Boulos Reafirma Fim da Escala 6×1 como Prioridade do Governo Federal

Boulos Reafirma Fim da Escala 6×1 como Prioridade do Governo Federal

O ministro da Secretaria-Geral da Presidência da República, Guilherme Boulos, afirmou nesta segunda-feira (23) que o fim da escala de trabalho 6×1 é uma das principais prioridades do governo federal para este ano, defendendo uma jornada máxima de 5×2.

Durante participação no programa "Alô Alô Brasil", da Rádio Nacional, Boulos detalhou a proposta: "No mínimo, o trabalhador ter dois dias de descanso por semana livres e reduzir a jornada máxima para 40 horas semanais sem redução de salário”.

O ministro reconheceu a esperada resistência de empresários contra a medida. Ele comparou a situação a outros avanços trabalhistas históricos, como a implantação do salário mínimo, do 13º salário e das férias remuneradas, destacando que a economia não foi comprometida com essas aprovações.

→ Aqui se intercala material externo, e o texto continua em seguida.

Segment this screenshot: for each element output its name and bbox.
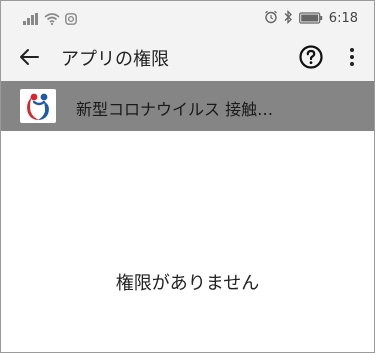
instagram-icon [65,10,77,29]
app-logo-icon [20,89,56,123]
help-button[interactable] [298,44,324,70]
app-bar: アプリの権限 [1,33,374,81]
bluetooth-icon [284,9,293,28]
app-list-item[interactable]: 新型コロナウイルス 接触… [1,81,374,131]
status-bar: 6:18 [1,1,374,33]
wifi-icon [44,10,60,29]
status-left-icons [23,10,77,29]
app-permissions-screen: 6:18 アプリの権限 新型コロナウイルス 接触… 権限がありません [0,0,375,353]
battery-icon [298,9,323,28]
app-name-label: 新型コロナウイルス 接触… [76,100,274,119]
status-right-icons: 6:18 [264,9,358,28]
help-circle-icon [298,45,324,74]
page-title: アプリの権限 [61,49,169,70]
status-time: 6:18 [328,11,358,26]
back-button[interactable] [17,45,41,69]
empty-state-message: 権限がありません [115,273,260,294]
alarm-clock-icon [264,9,278,28]
signal-bars-icon [23,10,39,29]
more-vert-icon [340,48,364,73]
arrow-back-icon [17,49,41,73]
more-options-button[interactable] [340,45,364,69]
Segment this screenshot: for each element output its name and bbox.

Outras Prioridades Destacadas pelo Governo

Segurança Pública

A aprovação da Proposta de Emenda à Constituição (PEC) da Segurança Pública também foi mencionada como prioridade. O objetivo é viabilizar a criação de um Ministério da Segurança Pública com atribuições estabelecidas por lei.

Regulamentação de Trabalhadores por Aplicativo

A garantia de direitos para trabalhadores de aplicativos de transporte e entrega figura entre os esforços do governo. Boulos defendeu o estabelecimento de taxas percentuais fixas a serem repassadas às empresas. Ele criticou a prática de empresas reterem 50% do lucro do trabalhador, considerando-a "inaceitável". No final do ano passado, a pasta liderada por Boulos anunciou a criação de um grupo de trabalho para formular propostas de regulação trabalhista para a categoria de entregadores.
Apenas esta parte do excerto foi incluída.